Cultivar hábitos saudáveis, buscando o equilíbrio entre o trabalho e o descanso, o incremento do lazer, e sobretudo fugir do vício no trabalho como fuga da solidão, da saudade extrema e do arrependimento pela mudança. Nesses casos, o trabalho passa a representar um fim, e não um meio de vida.
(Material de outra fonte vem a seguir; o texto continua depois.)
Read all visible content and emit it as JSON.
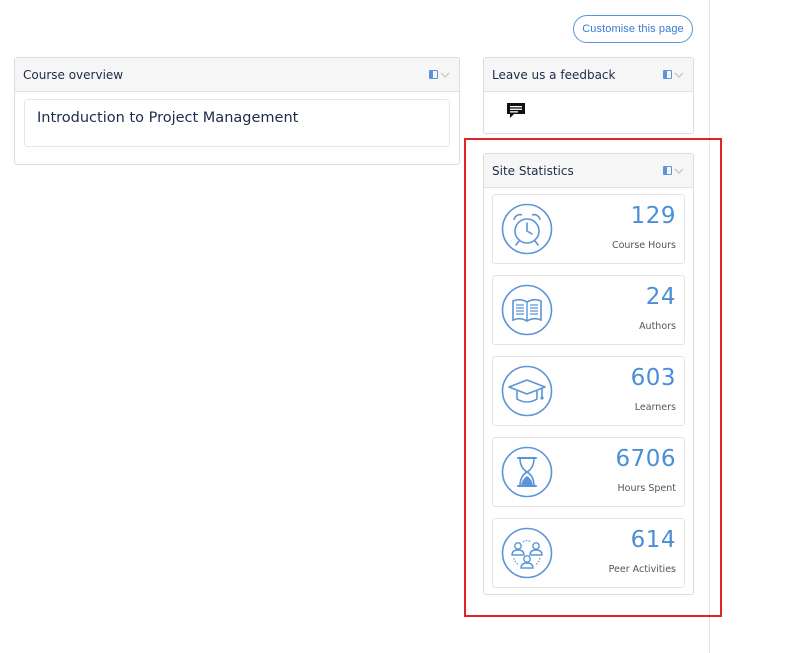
{
  "header": {
    "customise_button": "Customise this page"
  },
  "course_overview": {
    "title": "Course overview",
    "courses": [
      "Introduction to Project Management"
    ]
  },
  "feedback": {
    "title": "Leave us a feedback",
    "icon": "comment-icon"
  },
  "site_statistics": {
    "title": "Site Statistics",
    "stats": [
      {
        "value": "129",
        "label": "Course Hours",
        "icon": "alarm-clock-icon"
      },
      {
        "value": "24",
        "label": "Authors",
        "icon": "open-book-icon"
      },
      {
        "value": "603",
        "label": "Learners",
        "icon": "graduation-cap-icon"
      },
      {
        "value": "6706",
        "label": "Hours Spent",
        "icon": "hourglass-icon"
      },
      {
        "value": "614",
        "label": "Peer Activities",
        "icon": "peer-group-icon"
      }
    ]
  },
  "colors": {
    "accent": "#4a8fd6",
    "highlight": "#e02424"
  }
}
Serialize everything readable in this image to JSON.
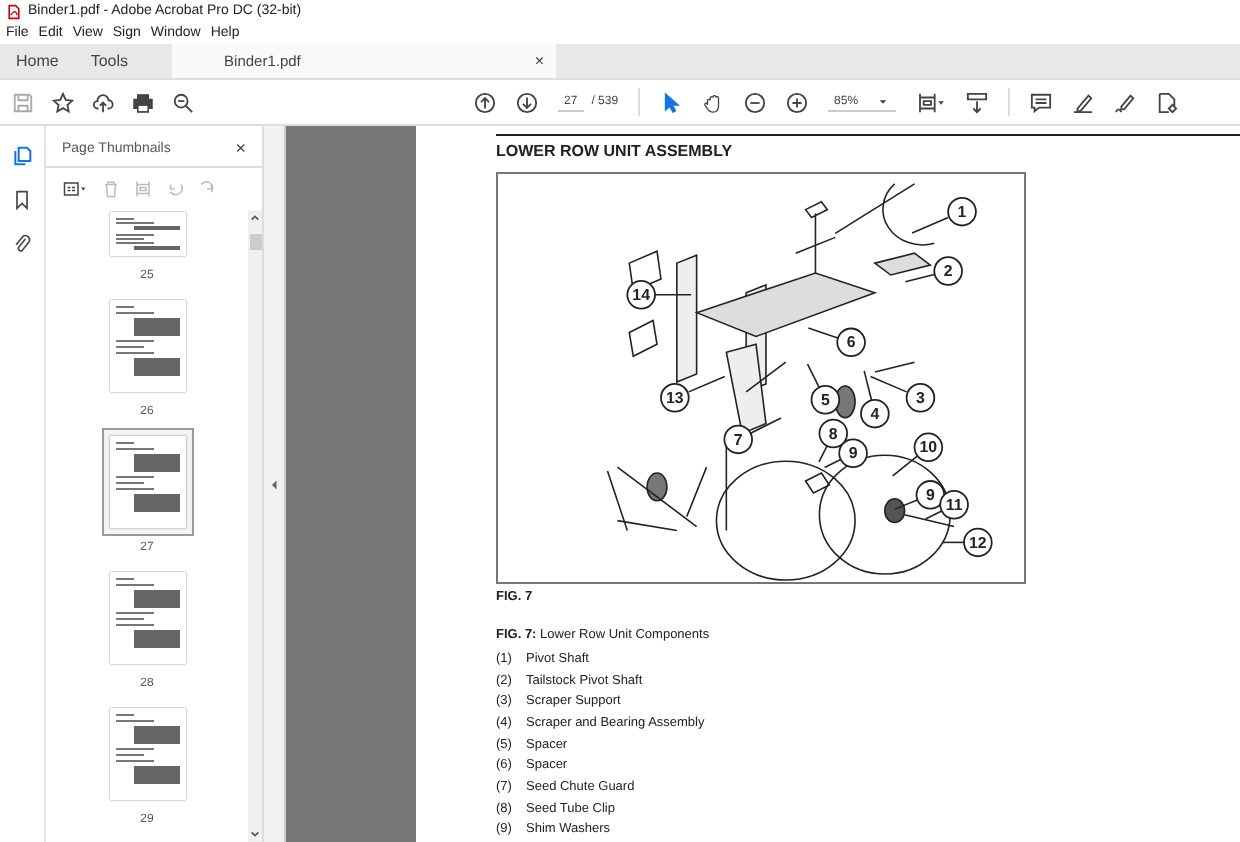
{
  "window": {
    "title": "Binder1.pdf - Adobe Acrobat Pro DC (32-bit)"
  },
  "menu": [
    "File",
    "Edit",
    "View",
    "Sign",
    "Window",
    "Help"
  ],
  "tabs": [
    {
      "label": "Home",
      "selected": false,
      "kind": "nav"
    },
    {
      "label": "Tools",
      "selected": false,
      "kind": "nav"
    },
    {
      "label": "Binder1.pdf",
      "selected": true,
      "kind": "document",
      "close": "×"
    }
  ],
  "toolbar": {
    "page": "27",
    "page_count": "/ 539",
    "zoom": "85%",
    "tools": [
      {
        "kind": "select",
        "selected": true
      },
      {
        "kind": "hand",
        "selected": false
      }
    ]
  },
  "side_panel": {
    "title": "Page Thumbnails",
    "close": "×",
    "thumbnails": [
      {
        "label": "25",
        "selected": false,
        "kind": "cut"
      },
      {
        "label": "26",
        "selected": false,
        "kind": "page"
      },
      {
        "label": "27",
        "selected": true,
        "kind": "page"
      },
      {
        "label": "28",
        "selected": false,
        "kind": "page"
      },
      {
        "label": "29",
        "selected": false,
        "kind": "page"
      }
    ]
  },
  "document": {
    "heading": "LOWER ROW UNIT ASSEMBLY",
    "callouts": [
      "1",
      "2",
      "14",
      "6",
      "13",
      "5",
      "4",
      "3",
      "7",
      "8",
      "9",
      "10",
      "9",
      "11",
      "12"
    ],
    "caption": "FIG. 7",
    "list_title": "**FIG. 7:** Lower Row Unit Components",
    "items": [
      {
        "number": "(1)",
        "text": "Pivot Shaft"
      },
      {
        "number": "(2)",
        "text": "Tailstock Pivot Shaft"
      },
      {
        "number": "(3)",
        "text": "Scraper Support"
      },
      {
        "number": "(4)",
        "text": "Scraper and Bearing Assembly"
      },
      {
        "number": "(5)",
        "text": "Spacer"
      },
      {
        "number": "(6)",
        "text": "Spacer"
      },
      {
        "number": "(7)",
        "text": "Seed Chute Guard"
      },
      {
        "number": "(8)",
        "text": "Seed Tube Clip"
      },
      {
        "number": "(9)",
        "text": "Shim Washers"
      }
    ]
  }
}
Tal situação não tarda em apresentar as consequências desse desequilíbrio. 

Outros hábitos que fortalecem muito as emoções e o psicológico são o exercício físico regular –  inclusive para quem realiza trabalho braçal, práticas de autocuidado, cuidado com a imagem pessoal, práticas religiosas (quando for a opção pessoal), atividades relaxantes como o cuidado e convivência com animais de estimação, jardinagem, leitura e artesanato são ferramentas muito úteis na promoção  a saúde e prevenção de doenças.

Caso se perceba em situações como tristeza excessiva e prolongada, choro sem motivo aparente, insônia sem causas orgânicas, ansiedade, agitação, nervosismo, cansaço constante e dificuldade de se relacionar com outras pessoas, vale a pena considerar a possibilidade de buscar ajuda psicológica, de preferência na língua materna, pois as sutilezas culturais e seus impactos na nossa vida são mais facilmente compreendidas pelos conterrâneos.

Nesses casos, a psicoterapia pode ser de grande ajuda para a compreensão dos sentimentos e emoções de forma mais ampla e o manejo da situação de forma individualizada e adequada a realidade individual. 

A busca pela saúde e qualidade de vida é um processo constante. O investimento em se autoconhecer e aprender a lidar com os desafios que se apresentam nos capacita a viver de forma mais satisfatória.